Ambos estuvieron a la altura de lo esperado, aunque con algunos momentos de duda. Pero la que estuvo superlativa, la que me embelesó y me dejó boquiabierto fue Julianna di Giacomo, de quien no tenía ninguna referencia previa, hasta que la conocí en el ensayo de la semana pasada. Desde su primera nota hasta su último addio.  Capaz  tanto de superar con su agudo a toda la masa coral y orquestal como de hacer los más delicados pianissimi (Salce!Salce!) Con un timbre de voz bellísimo y un gran gusto en la interpretación. Su extensa aria del cuarto acto, Ave María incluida, fue sobrecogedora. Por eso he decidido titular este comentario Desdémona. Por ella y por su personaje. Porque es ella, la víctima, la que merece ser ensalzada. No me valen ni el posterior arrepentimiento de Otelo, que le lleva a quitarse también la vida, ni la escusa de las pérfidas artes de Yago. No es una ópera fácil de ver sabiendo que su tragedia se repite hoy tristemente en tantas ocasiones sin que nadie sepa ponerle remedio. Desdémona es la inocencia pura, sin tacha, que sin embargo recibe la muerte de manos de quien, en lugar de amarla como a una persona,  la tiene por una posesión en la cual cosifica su supuestamente manchado “honor”. ¡Viva Desdémona y muera mil veces Otelo!

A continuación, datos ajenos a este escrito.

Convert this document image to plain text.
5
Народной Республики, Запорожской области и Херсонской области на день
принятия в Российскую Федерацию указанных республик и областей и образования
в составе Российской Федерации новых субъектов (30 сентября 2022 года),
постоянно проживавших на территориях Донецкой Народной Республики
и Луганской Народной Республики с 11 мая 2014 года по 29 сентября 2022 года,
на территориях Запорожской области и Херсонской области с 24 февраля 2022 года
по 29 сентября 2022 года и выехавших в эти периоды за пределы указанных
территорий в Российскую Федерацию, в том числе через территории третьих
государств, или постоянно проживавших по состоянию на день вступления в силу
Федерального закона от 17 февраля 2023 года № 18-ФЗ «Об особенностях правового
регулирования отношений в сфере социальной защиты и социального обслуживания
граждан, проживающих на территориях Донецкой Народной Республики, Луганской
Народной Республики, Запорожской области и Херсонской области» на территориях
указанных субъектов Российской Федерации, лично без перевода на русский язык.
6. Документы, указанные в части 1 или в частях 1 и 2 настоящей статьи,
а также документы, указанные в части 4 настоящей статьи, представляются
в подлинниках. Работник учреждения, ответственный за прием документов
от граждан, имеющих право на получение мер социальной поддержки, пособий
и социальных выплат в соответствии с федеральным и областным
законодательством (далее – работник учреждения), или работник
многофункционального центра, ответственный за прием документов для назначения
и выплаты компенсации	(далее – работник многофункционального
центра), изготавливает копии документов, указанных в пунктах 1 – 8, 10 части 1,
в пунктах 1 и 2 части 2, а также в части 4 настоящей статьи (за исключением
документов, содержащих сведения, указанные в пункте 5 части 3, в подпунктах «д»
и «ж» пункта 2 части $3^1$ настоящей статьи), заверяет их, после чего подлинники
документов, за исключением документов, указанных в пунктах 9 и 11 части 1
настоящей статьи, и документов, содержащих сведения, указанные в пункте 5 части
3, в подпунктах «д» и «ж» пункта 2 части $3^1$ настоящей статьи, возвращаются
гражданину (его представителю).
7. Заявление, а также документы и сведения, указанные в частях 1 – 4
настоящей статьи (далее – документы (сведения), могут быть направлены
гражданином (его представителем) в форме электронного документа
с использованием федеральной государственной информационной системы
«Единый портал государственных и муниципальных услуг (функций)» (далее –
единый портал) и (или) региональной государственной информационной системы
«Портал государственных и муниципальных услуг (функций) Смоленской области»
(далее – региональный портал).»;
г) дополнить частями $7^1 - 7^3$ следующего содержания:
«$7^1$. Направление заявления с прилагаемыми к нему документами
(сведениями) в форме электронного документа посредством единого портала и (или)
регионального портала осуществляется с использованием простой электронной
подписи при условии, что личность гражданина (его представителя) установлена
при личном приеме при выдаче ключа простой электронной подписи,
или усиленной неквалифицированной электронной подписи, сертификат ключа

Entre estas voces principales y el resto del elenco no hubo uno, sino varios escalones. Al joven Pancho Corujo (Casio) casi no le escuchamos y lo mismo cabe decir de Mireia Pintó (Elena). Pero los coros estuvieron muy bien (el del teatro y el de niños de Los Palacios) y también la orquesta, como acostumbra, con la dirección de Pedro Halffter, siempre una garantía. Sobre la escena diré que no me gustó. Anodina y gris, sin nada que recuerde el ambiente mediterráneo en el que se desarrolla esta historia de celos, sin más colorido que esos absurdos personajes  bufonescos que se mueven y contorsionan sin venir a cuento, que no sirven sino para distraer de lo esencial. Además creo que se troceó en exceso la representación sin motivo aparente, con dos descansos y ese saludo a destiempo de figurantes y coros al final del tercer acto.

Con todo, a mi el conjunto me pareció muy notable. Sin embargo, el campechano público del Maestranza, que lleva bocadillos para comer en los entreactos (como en Glyndebourne, pero sin cesta ni mantel) que no deja de toser ni cuando Otelo está entonando “E tu.. come sei pallida! e stanca, e muta, e bella,…” ante el cadáver de Desdémona, que sale de la sala en mitad de un aria levantando una fila de espectadores..… no debió de disfrutar mucho, porque los aplausos al final de la representación fueron cortitos. No acordes desde luego, a mi modesto parecer, con el nivel de lo presenciado.